Single mom who wrote open letter to car thief gets happy ending

Meet Stephanie Irvine.

She's the single mom of two from Utica who penned a heartbreaking Dear John to the motor city car thief who stole her 1998 Dodge Neon.

It happened last Tuesday when stephanie drove her two daughters to midtown Detroit. One of them checked out a performance at Great Lakes Coffee. The other went to Detroit Institute of Arts, the Detroit Public Library and the Detroit Historical Museum with mom.

"When we were walking around I just thought the city is so pretty and there are so many things you can do here," she said.

They parked their car on Cass just north of Alexandrine.

"I went past the car walked past the car about 10, 15, 20 times," she said.

But when their day in Detroit was over,  the car was gone. Stolen in broad daylight.

"At first I thought you have to be kidding me," Stephanie said. "I know what's it like to not have things to want things. Like we go without things all the time but it doesn't make it okay to take things.

"I was angry that that's all I had and somebody took it."

Crushed and embarrassed, Stephanie wrote this letter and sent it to FOX 2 hoping the car thief would see it and maybe have a change of heart.

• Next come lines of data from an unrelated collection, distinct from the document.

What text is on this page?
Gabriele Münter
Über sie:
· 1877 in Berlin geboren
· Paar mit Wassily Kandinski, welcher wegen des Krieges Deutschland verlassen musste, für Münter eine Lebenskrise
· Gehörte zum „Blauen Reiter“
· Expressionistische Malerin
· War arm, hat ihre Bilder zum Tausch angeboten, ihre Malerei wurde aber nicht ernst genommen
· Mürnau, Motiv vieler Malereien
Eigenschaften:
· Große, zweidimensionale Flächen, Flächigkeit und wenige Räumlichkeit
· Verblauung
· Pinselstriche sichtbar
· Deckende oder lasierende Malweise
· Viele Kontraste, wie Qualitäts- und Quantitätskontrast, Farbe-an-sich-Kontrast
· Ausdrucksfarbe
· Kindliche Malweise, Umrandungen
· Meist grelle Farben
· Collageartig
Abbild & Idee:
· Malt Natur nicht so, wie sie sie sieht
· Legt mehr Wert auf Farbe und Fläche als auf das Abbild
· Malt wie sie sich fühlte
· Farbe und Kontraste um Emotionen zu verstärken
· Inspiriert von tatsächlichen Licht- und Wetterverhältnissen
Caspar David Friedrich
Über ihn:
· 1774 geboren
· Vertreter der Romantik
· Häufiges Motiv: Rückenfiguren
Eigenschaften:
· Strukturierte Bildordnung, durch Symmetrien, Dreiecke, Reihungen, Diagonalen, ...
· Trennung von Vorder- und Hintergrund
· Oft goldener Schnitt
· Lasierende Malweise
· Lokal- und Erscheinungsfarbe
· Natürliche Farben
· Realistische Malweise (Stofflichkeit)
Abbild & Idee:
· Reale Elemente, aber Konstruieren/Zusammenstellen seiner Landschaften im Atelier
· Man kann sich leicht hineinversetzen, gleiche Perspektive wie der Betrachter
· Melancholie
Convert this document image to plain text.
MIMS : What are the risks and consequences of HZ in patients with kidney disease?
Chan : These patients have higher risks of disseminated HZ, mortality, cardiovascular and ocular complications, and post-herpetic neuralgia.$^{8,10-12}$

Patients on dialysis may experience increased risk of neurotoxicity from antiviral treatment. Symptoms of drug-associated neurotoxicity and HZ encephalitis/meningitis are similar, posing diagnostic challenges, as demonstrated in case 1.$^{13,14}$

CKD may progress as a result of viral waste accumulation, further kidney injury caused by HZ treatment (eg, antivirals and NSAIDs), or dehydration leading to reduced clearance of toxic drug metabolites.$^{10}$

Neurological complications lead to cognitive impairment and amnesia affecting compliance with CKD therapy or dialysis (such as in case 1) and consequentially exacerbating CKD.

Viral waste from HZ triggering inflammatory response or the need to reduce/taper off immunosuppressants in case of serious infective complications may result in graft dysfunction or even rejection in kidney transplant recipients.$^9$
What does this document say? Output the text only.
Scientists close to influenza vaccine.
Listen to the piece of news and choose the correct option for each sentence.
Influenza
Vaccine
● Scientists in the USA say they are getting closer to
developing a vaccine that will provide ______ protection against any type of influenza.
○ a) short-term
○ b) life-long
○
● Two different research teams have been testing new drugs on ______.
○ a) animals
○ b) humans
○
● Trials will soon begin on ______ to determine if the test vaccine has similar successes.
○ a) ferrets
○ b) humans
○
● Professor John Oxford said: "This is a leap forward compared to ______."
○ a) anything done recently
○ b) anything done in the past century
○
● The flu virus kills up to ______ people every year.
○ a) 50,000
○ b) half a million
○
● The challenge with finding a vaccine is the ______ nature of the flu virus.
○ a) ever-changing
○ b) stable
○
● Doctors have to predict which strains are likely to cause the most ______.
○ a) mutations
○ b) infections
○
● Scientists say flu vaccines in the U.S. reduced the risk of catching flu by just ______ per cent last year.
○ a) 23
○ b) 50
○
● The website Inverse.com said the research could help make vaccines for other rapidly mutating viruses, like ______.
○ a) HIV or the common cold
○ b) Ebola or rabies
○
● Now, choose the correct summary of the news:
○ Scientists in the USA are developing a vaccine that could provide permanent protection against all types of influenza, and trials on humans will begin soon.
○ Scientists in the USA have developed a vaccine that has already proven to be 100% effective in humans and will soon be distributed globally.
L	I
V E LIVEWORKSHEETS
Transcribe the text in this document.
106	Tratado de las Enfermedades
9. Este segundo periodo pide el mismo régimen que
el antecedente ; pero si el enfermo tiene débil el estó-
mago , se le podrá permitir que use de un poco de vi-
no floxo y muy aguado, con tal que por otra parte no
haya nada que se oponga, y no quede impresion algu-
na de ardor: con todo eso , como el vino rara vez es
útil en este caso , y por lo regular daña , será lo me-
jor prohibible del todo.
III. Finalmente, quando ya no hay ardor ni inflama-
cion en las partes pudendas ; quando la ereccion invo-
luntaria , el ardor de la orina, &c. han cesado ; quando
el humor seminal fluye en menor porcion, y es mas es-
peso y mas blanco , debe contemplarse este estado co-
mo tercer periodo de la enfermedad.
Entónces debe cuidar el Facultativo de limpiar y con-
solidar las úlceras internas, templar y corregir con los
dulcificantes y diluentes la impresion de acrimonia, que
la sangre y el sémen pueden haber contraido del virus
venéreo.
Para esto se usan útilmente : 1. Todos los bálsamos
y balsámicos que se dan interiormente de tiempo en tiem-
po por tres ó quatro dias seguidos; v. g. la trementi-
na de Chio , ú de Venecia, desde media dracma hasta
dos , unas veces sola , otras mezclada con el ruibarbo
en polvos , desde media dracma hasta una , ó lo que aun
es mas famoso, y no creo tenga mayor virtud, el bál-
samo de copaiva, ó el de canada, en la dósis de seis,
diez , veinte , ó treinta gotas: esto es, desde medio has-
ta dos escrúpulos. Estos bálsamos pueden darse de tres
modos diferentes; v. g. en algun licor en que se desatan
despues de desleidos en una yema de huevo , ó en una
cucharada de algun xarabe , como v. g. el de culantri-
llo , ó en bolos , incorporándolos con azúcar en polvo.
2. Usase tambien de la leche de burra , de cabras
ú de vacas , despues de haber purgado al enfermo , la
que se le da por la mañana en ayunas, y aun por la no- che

"Dear Person(s) who stole my car,

 I'm not sure what your situation is but let me share a little about mine. I am a single mother of two children. It took me over a year to pay $1,200 for that ugly, old, beat up Neon you took from me. I moved my children and myself back into my mother's house not too long ago because I couldn't afford living on my own. 

We all have to share one room. I finally got a halfway decent paying job and was going to start school in the fall. I needed that car more than anything. I, myself, have $30 to my name. Replacing that car will cost me dearly. It will deprive my children of simple basic wants and needs. 

I hope that your situation was far worse than mine. I'd like to think you took my car because you needed money to feed your family. I'd like to think that you were so desperate and had no one to turn to. But, in my heart, I know it was a selfish act. You took it simply because you wanted to and you feel you have the right to take what you want. 

The next time you are looking around your once beautiful, thriving city and wonder where it all went wrong take a look in the is YOU that keeps it from being great."

Instead it touched the hearts of the FOX 2 faithful - and she got this call: 

"Hi Stephanie, how are you? This is Mike from Ford Road Motor Sales," said the voice at the other end of the phone. "I was reading your story online yesterday and I think we can help you out." 

Some now willing to step up and donate to Stephanie a new ride.

FOX 2: "What is it like hearing that?"

"It's awesome," Stephanie said. "I don't know what to say like thank you, isn't even enough  ... that people are willing to help."

Police have not tracked Stephanie's Dodge Neon, but she might be okay. Since writing that letter, there are a few people offering to help Stephanie get a new car.